In fact, the truth is that despite the Flipkart pullout, the fight is far from over. Rather, in many senses, it is just beginning. TRAI has released a consultation paper with 20 questions spread across 118 pages and wants you to send them an e-mail by April 24, 2015. And while it is important to lobby against any violation of net neutrality that may be in the offing, it is perhaps even more important that realise that plans like Airtel Zero have been around for a while; to realise that the violations were already taking place.
Airtel’s proposal isn’t anything radically different from what many mobile carriers are already doing in countries as diverse as Phillippines, Kenya and more.
In essence, these deals (we have also had similar deals between Vodafone and Facebook in India as well) give people free access to text-only version of ‘essentials’ like Facebook, Gmail, and the first page of search results under plans like Facebook Zero or Google Free Zone. But when you click on a link that takes you beyond this walled garden, that is when the data charges come into the mix.
A lot of us may think of internet.org as a great initiative. But what is it really?
It is a fight to get people to experience the internet through their sites first. It is also a fight to get them on to their platform and keep them there. So much so that the association between the internet and these sites changes to a point where these sites/services become the internet themselves.

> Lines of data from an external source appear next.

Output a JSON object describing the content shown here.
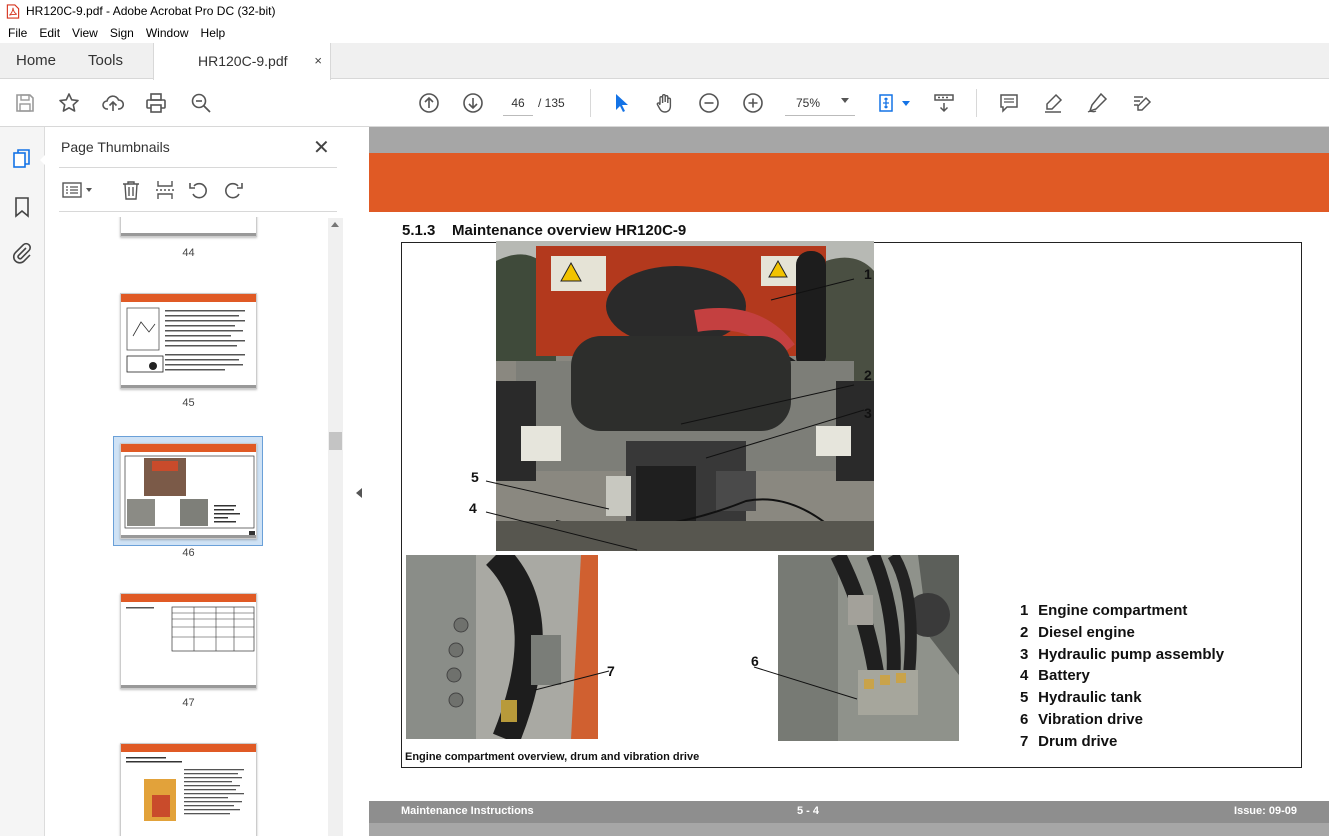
{
  "window": {
    "title": "HR120C-9.pdf - Adobe Acrobat Pro DC (32-bit)"
  },
  "menu": [
    "File",
    "Edit",
    "View",
    "Sign",
    "Window",
    "Help"
  ],
  "tabs": {
    "home": "Home",
    "tools": "Tools",
    "document": "HR120C-9.pdf",
    "close": "×"
  },
  "toolbar": {
    "current_page": "46",
    "total_pages": "/ 135",
    "zoom": "75%"
  },
  "panel": {
    "title": "Page Thumbnails",
    "close": "✕",
    "thumbnails": [
      {
        "label": "44"
      },
      {
        "label": "45"
      },
      {
        "label": "46",
        "selected": true
      },
      {
        "label": "47"
      },
      {
        "label": ""
      }
    ]
  },
  "document": {
    "section_number": "5.1.3",
    "section_title": "Maintenance overview HR120C-9",
    "caption": "Engine compartment overview, drum and vibration drive",
    "callouts": [
      "1",
      "2",
      "3",
      "4",
      "5",
      "6",
      "7"
    ],
    "legend": [
      {
        "num": "1",
        "label": "Engine compartment"
      },
      {
        "num": "2",
        "label": "Diesel engine"
      },
      {
        "num": "3",
        "label": "Hydraulic pump assembly"
      },
      {
        "num": "4",
        "label": "Battery"
      },
      {
        "num": "5",
        "label": "Hydraulic tank"
      },
      {
        "num": "6",
        "label": "Vibration drive"
      },
      {
        "num": "7",
        "label": "Drum drive"
      }
    ],
    "footer": {
      "left": "Maintenance Instructions",
      "center": "5 - 4",
      "right": "Issue: 09-09"
    }
  },
  "colors": {
    "orange": "#e05a25",
    "accent_blue": "#1473e6",
    "panel_bg": "#f5f5f5"
  }
}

Susan Crawford, visiting professor of law at Harvard University  and a co-director of Harvard’s Berkman Center for Internet & Society, calls it “a big concern” that Google and Facebook are the ones becoming the portal to Web content for many newcomers.
“For poorer people, Internet access will equal Facebook. That’s not the Internet—that’s being fodder for someone else’s ad-targeting business,” she says. “That’s entrenching and amplifying existing inequalities and contributing to poverty of imagination—a crucial limitation on human life.”

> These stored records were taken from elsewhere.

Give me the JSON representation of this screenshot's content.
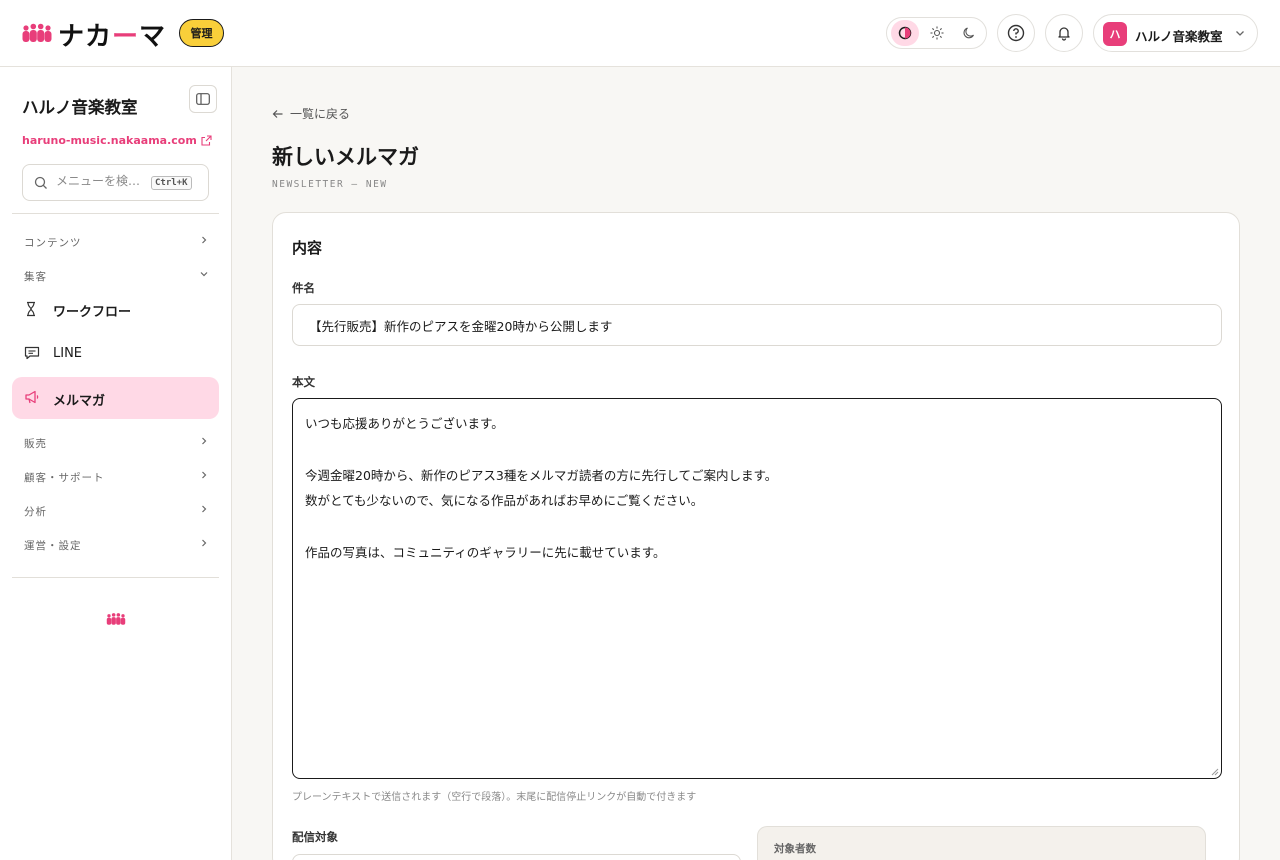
{
  "header": {
    "brand": "ナカーマ",
    "brand_parts": [
      "ナカ",
      "ー",
      "マ"
    ],
    "admin_badge": "管理",
    "account_initial": "ハ",
    "account_name": "ハルノ音楽教室",
    "accent_color": "#e83e7a",
    "badge_color": "#f9cf3a"
  },
  "sidebar": {
    "site_name": "ハルノ音楽教室",
    "site_url": "haruno-music.nakaama.com",
    "search_placeholder": "メニューを検…",
    "search_shortcut": "Ctrl+K",
    "groups": {
      "content": "コンテンツ",
      "marketing": "集客",
      "sales": "販売",
      "support": "顧客・サポート",
      "analytics": "分析",
      "settings": "運営・設定"
    },
    "items": {
      "workflow": "ワークフロー",
      "line": "LINE",
      "newsletter": "メルマガ"
    }
  },
  "main": {
    "back_label": "一覧に戻る",
    "title": "新しいメルマガ",
    "subtitle": "NEWSLETTER — NEW",
    "section_title": "内容",
    "subject_label": "件名",
    "subject_value": "【先行販売】新作のピアスを金曜20時から公開します",
    "body_label": "本文",
    "body_value": "いつも応援ありがとうございます。\n\n今週金曜20時から、新作のピアス3種をメルマガ読者の方に先行してご案内します。\n数がとても少ないので、気になる作品があればお早めにご覧ください。\n\n作品の写真は、コミュニティのギャラリーに先に載せています。",
    "body_hint": "プレーンテキストで送信されます（空行で段落）。末尾に配信停止リンクが自動で付きます",
    "target_label": "配信対象",
    "count_label": "対象者数"
  }
}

More than half the people in India are still not online, and while we may not like to say it — the internet isn’t exactly a priority or even an essential service for them. They will take to the internet at minimal cost and if that happens to be a plan like Airtel Zero then so be it.
And that is the truly dangerous bit. So while we worry and fret over Flipkart and Airtel, we need to realise that fight doesn’t end there. Rather it is about the big fish — namely Google and Facebook. And that really is the battle that all of India’s netizens need to be fighting. If they can convince TRAI that this will really hurt India in ways that go beyond the obvious then they can rest easy. They also need to spread the message that the word ‘free’ can’t really be applied in the true sense to such plans.
However, for now, we need to hold back on popping the champagne. Flipkart has stepped back. Airtel hasn’t. And the TRAI decision is a long way off.